The recording below demonstrates this. The first part is played on a C harp, the second on a G. I’m playing the same holes and blowing and drawing exactly the same way.
Put more simply still, it doesn’t really matter which key harp you start with because they all play the same. But of course there are other factors which come into play.
The key of C has many advantages. It’s pretty much in the middle of the range – not too high and not too low. C is a common key for guitar players so it’s handy for getting started playing with others. In terms of music theory C is the most simple key to start with because it’s major scale contains no flat or sharp notes, just plain old C D E F G A B C. The key of C will most likely be the first you look at if you’re learning piano, for instance.
As a consequence, there’s absolutely loads of beginner harmonica material for a C harp. It’s almost like an unwritten rule. Just the way it’s done.
So why, in Walter’s holy name, am I confusing people by asking them to get a harp in the key of A? I’m not just trying to be awkward, I promise.
Blues harmonica players spend a lot of time in the key of E because guitar players favour it so much. Many of the classic blues harmonica recordings are in the key of E. The harp we most commonly use for playing along to blues in E is the A harp (the reason for this confusing state of affairs is a whole other subject for a different day). It makes sense that you’d want to be most comfortable playing the most common key.

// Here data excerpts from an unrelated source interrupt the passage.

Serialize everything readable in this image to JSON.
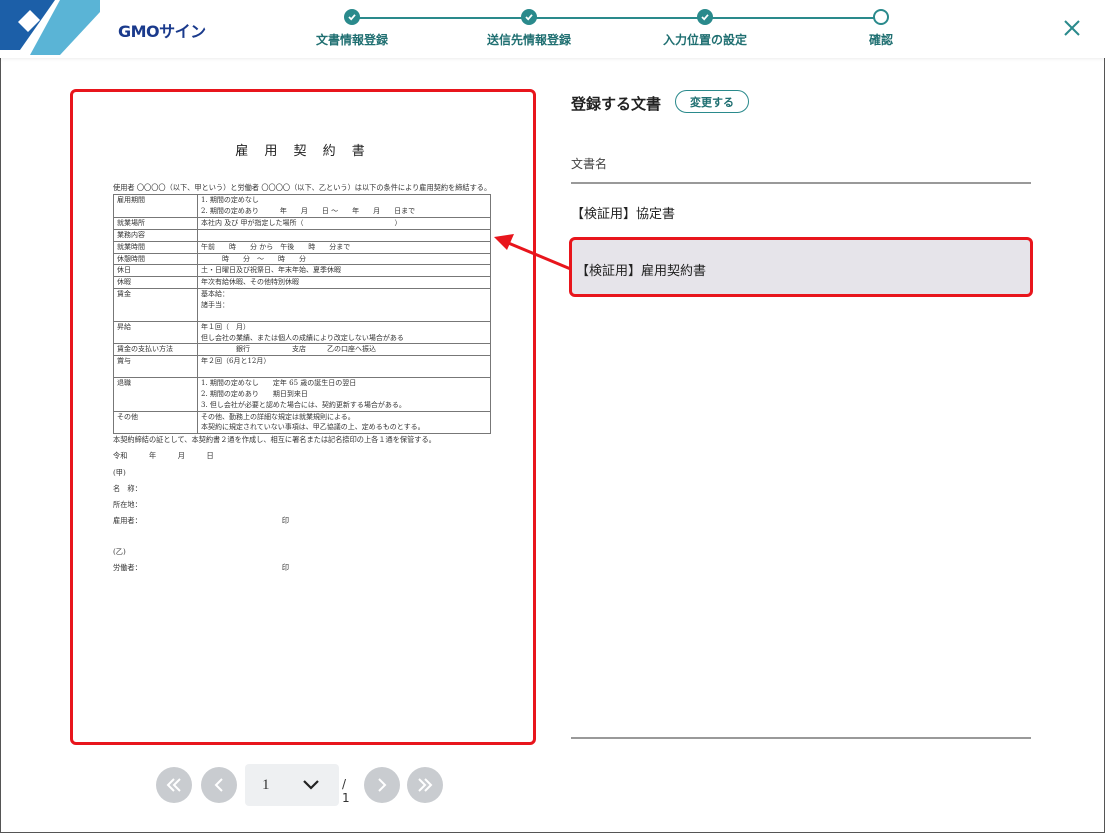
{
  "header": {
    "brand": "GMOサイン",
    "steps": [
      {
        "label": "文書情報登録",
        "status": "done"
      },
      {
        "label": "送信先情報登録",
        "status": "done"
      },
      {
        "label": "入力位置の設定",
        "status": "done"
      },
      {
        "label": "確認",
        "status": "current"
      }
    ],
    "close_icon": "close-icon"
  },
  "colors": {
    "accent": "#2a8a8c",
    "highlight": "#e8151c",
    "selected_row": "#e6e4ea"
  },
  "document": {
    "title": "雇 用 契 約 書",
    "intro": "使用者 〇〇〇〇（以下、甲という）と労働者 〇〇〇〇（以下、乙という）は以下の条件により雇用契約を締結する。",
    "rows": [
      {
        "key": "雇用期間",
        "lines": [
          "1. 期間の定めなし",
          "2. 期間の定めあり　　　年　　月　　日 ～　　年　　月　　日まで"
        ]
      },
      {
        "key": "就業場所",
        "lines": [
          "本社内 及び 甲が指定した場所（　　　　　　　　　　　　　）"
        ]
      },
      {
        "key": "業務内容",
        "lines": [
          ""
        ]
      },
      {
        "key": "就業時間",
        "lines": [
          "午前　　時　　分 から　午後　　時　　分まで"
        ]
      },
      {
        "key": "休憩時間",
        "lines": [
          "　　　時　　分　～　　時　　分"
        ]
      },
      {
        "key": "休日",
        "lines": [
          "土・日曜日及び祝祭日、年末年始、夏季休暇"
        ]
      },
      {
        "key": "休暇",
        "lines": [
          "年次有給休暇、その他特別休暇"
        ]
      },
      {
        "key": "賃金",
        "lines": [
          "基本給：",
          "諸手当：",
          ""
        ]
      },
      {
        "key": "昇給",
        "lines": [
          "年１回（　月）",
          "但し会社の業績、または個人の成績により改定しない場合がある"
        ]
      },
      {
        "key": "賃金の支払い方法",
        "lines": [
          "　　　　　銀行　　　　　　支店　　　乙の口座へ振込"
        ]
      },
      {
        "key": "賞与",
        "lines": [
          "年２回（6月と12月）",
          ""
        ]
      },
      {
        "key": "退職",
        "lines": [
          "1. 期間の定めなし　　定年 65 歳の誕生日の翌日",
          "2. 期間の定めあり　　期日到来日",
          "3. 但し会社が必要と認めた場合には、契約更新する場合がある。"
        ]
      },
      {
        "key": "その他",
        "lines": [
          "その他、勤務上の詳細な規定は就業規則による。",
          "本契約に規定されていない事項は、甲乙協議の上、定めるものとする。"
        ]
      }
    ],
    "after": [
      "本契約締結の証として、本契約書２通を作成し、相互に署名または記名捺印の上各１通を保管する。",
      "令和　　　年　　　月　　　日",
      "(甲)",
      "名　称：",
      "所在地：",
      "雇用者：　　　　　　　　　　　　　　　　　　　　印",
      "",
      "(乙)",
      "労働者：　　　　　　　　　　　　　　　　　　　　印"
    ]
  },
  "pager": {
    "current": "1",
    "total": "/ 1"
  },
  "panel": {
    "title": "登録する文書",
    "change_label": "変更する",
    "column_header": "文書名",
    "documents": [
      {
        "name": "【検証用】協定書",
        "selected": false
      },
      {
        "name": "【検証用】雇用契約書",
        "selected": true
      }
    ]
  }
}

In addition, with it being a relatively low sounding harmonica it’s less shrill sounding than a C. A large part of learning the harmonica involves developing a solid “fat” tone which is more readily achievable on a lower harp.
Lastly and importantly. I’m a student of David Barrett, probably the most respected harmonica teacher on the planet. I’m accredited by David to teach using his methods and materials, including all of the study songs he’s developed. To begin with, these require – you guessed it – an A harmonica.
So that’s why I favour key of A for beginners. To be clear, there’s nothing wrong with a C harp – or any key for that matter. You can get going – and get very good – no matter what key you happen to have access to. And in any case if you get serious about playing you’ll be buying lots of different keys before long anyway. Such is our curse.
I hope that’s gone some way to clearing up this issue. And I need to thank “Adrian” for his email query which was the genesis of this rambling post.